Alignment
There are a variety of game mechanics used in roleplaying games to represent the characters’ morals and attitudes. These are often called “alignment”. Dungeons & Dragons has the “Lawful-Chaotic” dimension and often the “Good-Evil” dimension of alignment. Storyteller games use some form of “Humanity-Monster” dimension. Palladium has its Principled, Scrupulous, Unprincipled, Anarchist, Miscreant, Aberrant, and Diabolic alignments.
Since the PCs usually take on the roles of individual heroes and adventurers, PC alignments tend to be away from the “evil”, “monstrous”, or “miscreant” and more towards the “good” and “human”. Though there are exceptions, by and large most PCs tend to be good or at worst neutral.

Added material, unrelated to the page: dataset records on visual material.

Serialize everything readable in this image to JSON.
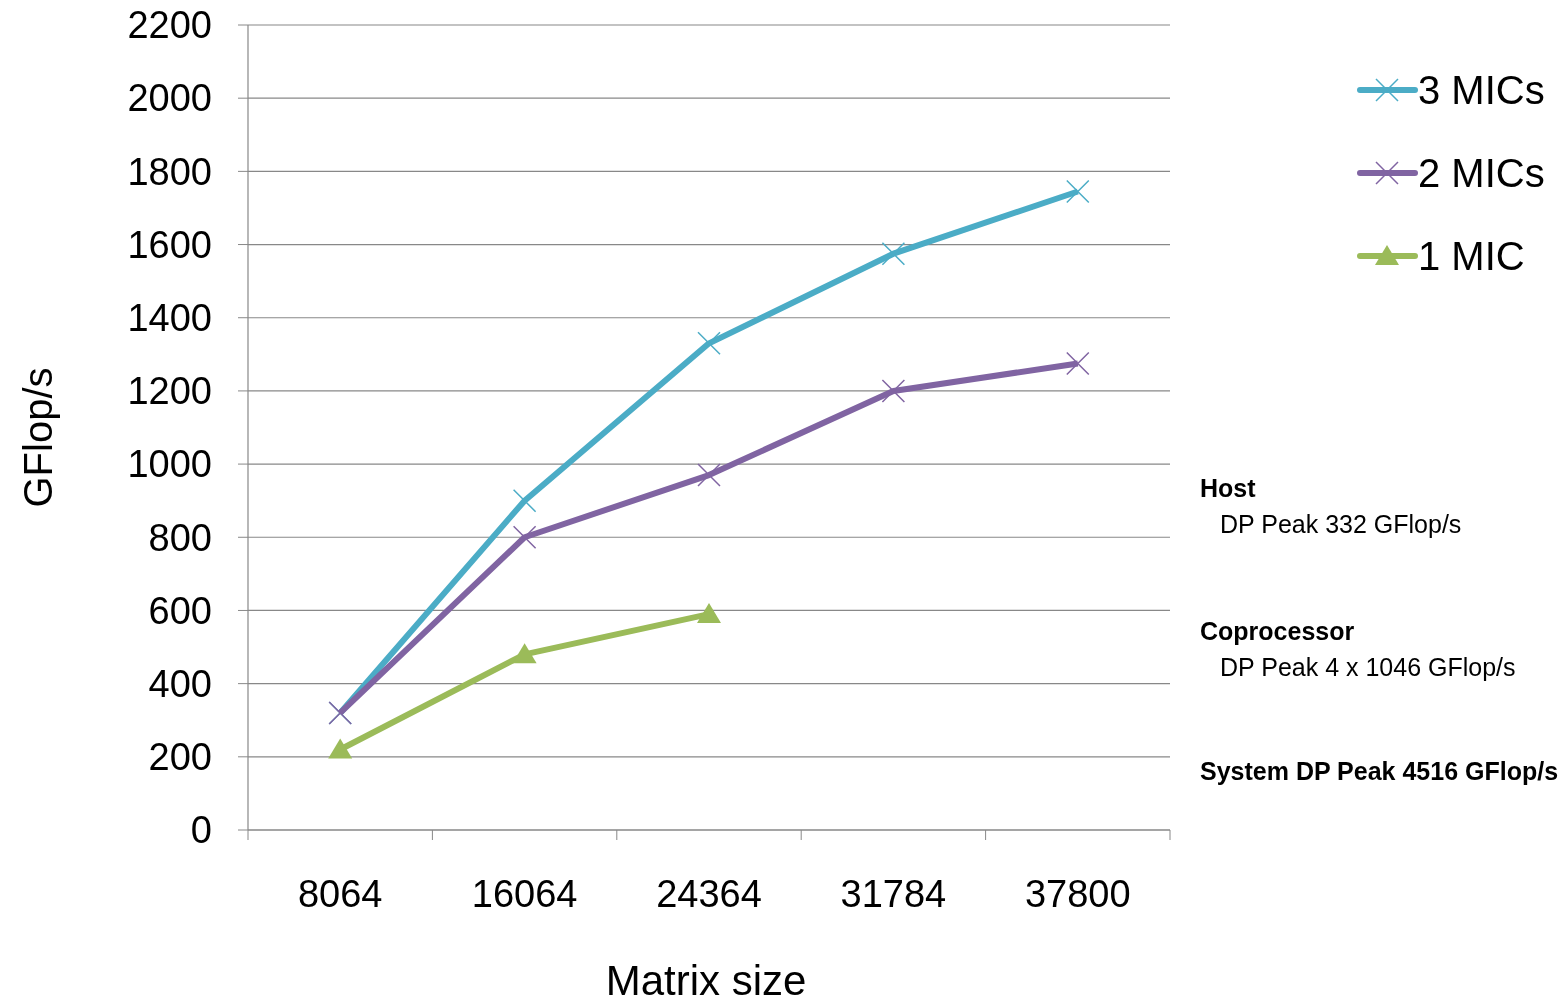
{
  "chart_data": {
    "type": "line",
    "xlabel": "Matrix size",
    "ylabel": "GFlop/s",
    "categories": [
      "8064",
      "16064",
      "24364",
      "31784",
      "37800"
    ],
    "series": [
      {
        "name": "3 MICs",
        "color": "#4bacc6",
        "marker": "cross",
        "values": [
          320,
          900,
          1330,
          1575,
          1745
        ]
      },
      {
        "name": "2 MICs",
        "color": "#8064a2",
        "marker": "cross",
        "values": [
          320,
          800,
          970,
          1200,
          1275
        ]
      },
      {
        "name": "1 MIC",
        "color": "#9bbb59",
        "marker": "triangle",
        "values": [
          220,
          480,
          590,
          null,
          null
        ]
      }
    ],
    "ylim": [
      0,
      2200
    ],
    "yticks": [
      0,
      200,
      400,
      600,
      800,
      1000,
      1200,
      1400,
      1600,
      1800,
      2000,
      2200
    ],
    "grid": "y",
    "legend": "top right",
    "annotations": [
      "Host",
      "DP Peak  332 GFlop/s",
      "Coprocessor",
      "DP Peak 4 x 1046 GFlop/s",
      "System DP Peak 4516 GFlop/s"
    ]
  }
}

The game master, meanwhile, plays the balance of the characters in the world across the wide spectrum of alignments. It’s like one PC is Frodo, another is Sam, and the game master is Sauron, Gandalf, Gollum, Saruman, the orcs, the ents, the elves, and so on, good guys and bad guys alike.
In Gurdjieff’s writings, in terms of “alignment”, humans have subjective morality and objective morality. Subjective morality is acquired from external factors of upbringing, parents, teachers, siblings, and peers. Since it is acquired, it has a very local or tribal character. To give an extreme example, it would be immoral for a member of the Korowai tribe of Papua New Guinea to not engage in ritual cannibalism. Whereas a typical Westerner views cannibalism as immoral. Both are doing what they believe is “good”.
Objective morality is different. It is not acquired, and as such, is universal.